Creating safe spaces for children online
Children and youth often lack the ability to express themselves in their families and communities. Young people’s perspectives, at best, are often undervalued and, at worst, can put them at risk when they challenge traditions or address cultural taboos. This can be especially true of girls, who face gender and age-specific barriers that discourage their participation.

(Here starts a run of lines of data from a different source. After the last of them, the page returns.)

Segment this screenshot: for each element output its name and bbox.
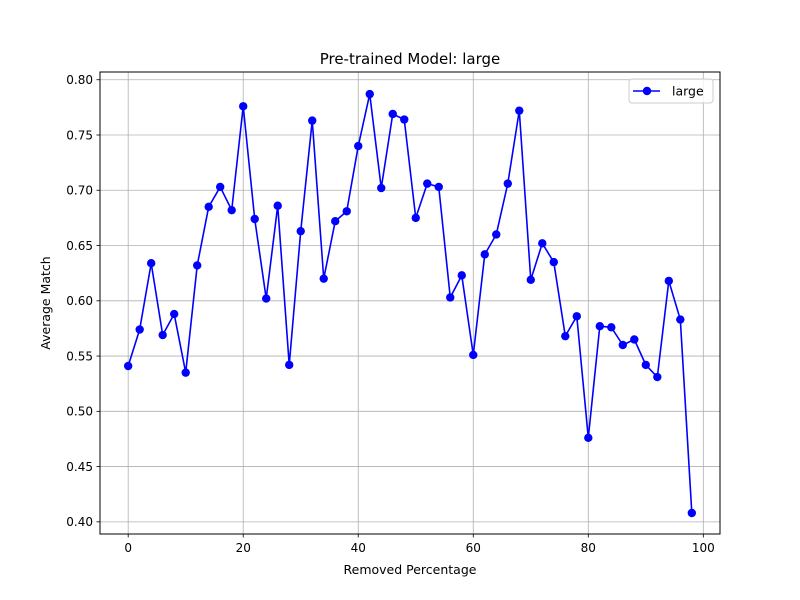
x-axis: 0 20 40 60 80 100: [124, 534, 715, 555]
data-point: [526, 275, 535, 284]
data-point: [158, 330, 167, 340]
data-point: [216, 182, 225, 192]
data-point: [630, 335, 639, 344]
data-point: [538, 239, 547, 248]
data-point: [561, 331, 570, 341]
data-point: [169, 309, 179, 319]
data-point: [285, 360, 294, 370]
data-point: [204, 202, 213, 212]
data-point: [411, 213, 420, 223]
y-tick-label: 0.55: [66, 349, 93, 363]
data-point: [423, 179, 432, 188]
data-point: [239, 102, 248, 111]
y-tick-label: 0.75: [66, 128, 93, 142]
y-tick-label: 0.40: [66, 515, 93, 529]
data-point: [446, 293, 455, 302]
y-tick-label: 0.60: [66, 294, 93, 308]
legend-label: large: [672, 84, 704, 99]
y-tick-label: 0.80: [66, 73, 93, 87]
data-point: [572, 312, 581, 321]
data-point: [492, 230, 501, 239]
data-point: [331, 217, 340, 226]
data-point: [434, 182, 443, 192]
data-point: [377, 183, 386, 193]
data-point: [618, 340, 628, 350]
data-point: [641, 360, 651, 370]
x-axis-label: Removed Percentage: [344, 562, 477, 577]
y-axis-label: Average Match: [38, 256, 53, 349]
data-point: [296, 226, 305, 236]
data-point: [607, 323, 616, 332]
data-point: [227, 205, 236, 215]
data-point: [342, 207, 351, 216]
x-tick-label: 0: [124, 541, 132, 555]
data-point: [181, 368, 190, 377]
data-point: [653, 372, 662, 382]
plot-frame: [99, 71, 721, 535]
data-point: [687, 508, 697, 518]
data-point: [457, 271, 466, 280]
x-tick-label: 100: [692, 541, 715, 555]
data-point: [515, 106, 524, 115]
chart-title: Pre-trained Model: large: [320, 50, 501, 68]
y-tick-label: 0.45: [66, 460, 93, 474]
legend: large: [628, 78, 714, 104]
data-point: [388, 109, 397, 119]
data-point: [262, 294, 271, 303]
data-point: [319, 274, 328, 283]
data-point: [676, 315, 685, 324]
data-point: [469, 350, 478, 360]
data-point: [480, 250, 489, 259]
data-point: [400, 115, 409, 124]
data-point: [584, 433, 593, 443]
y-tick-label: 0.50: [66, 405, 93, 419]
x-tick-label: 80: [581, 541, 596, 555]
x-tick-label: 20: [236, 541, 251, 555]
data-point: [135, 325, 144, 334]
y-tick-label: 0.65: [66, 239, 93, 253]
grid: [100, 72, 720, 534]
data-point: [273, 201, 282, 210]
data-point: [192, 261, 202, 270]
data-point: [365, 89, 374, 99]
legend-marker-swatch: [642, 86, 652, 96]
x-tick-label: 60: [466, 541, 481, 555]
series-line-large: [127, 93, 693, 514]
data-point: [595, 322, 604, 331]
y-axis: 0.40 0.45 0.50 0.55 0.60 0.65 0.70 0.75 0.80: [66, 73, 100, 529]
data-point: [146, 259, 156, 268]
series-layer: [123, 89, 697, 518]
data-point: [123, 361, 133, 371]
data-point: [549, 257, 558, 267]
legend-box: [628, 78, 714, 104]
data-point: [664, 276, 674, 286]
data-point: [250, 214, 259, 224]
data-point: [354, 141, 363, 151]
x-tick-label: 40: [351, 541, 366, 555]
data-point: [503, 179, 512, 188]
y-tick-label: 0.70: [66, 184, 93, 198]
data-point: [308, 116, 317, 125]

However, children and youth may find communities of like-minded children and youth online where they can be most themselves. The internet should be regulated in such a way that children are able to voice their opinions and express themselves without undue risks of exploitation while also having access to easy-to-use- and accessible response mechanisms for if and when exploitation and/or abuse occur.
A holistic approach would address barriers and support efforts to provide greater space for children’s and youth’s voices. Girls and boys should be encouraged to share their own experiences, because speaking out helps educate all stakeholders on the wide-ranging impact of OSEAC and other issues facing children and youth.
With approximately 1 in 3 of all global internet users aged under 18, virtual spaces can — and should — be safe for all children.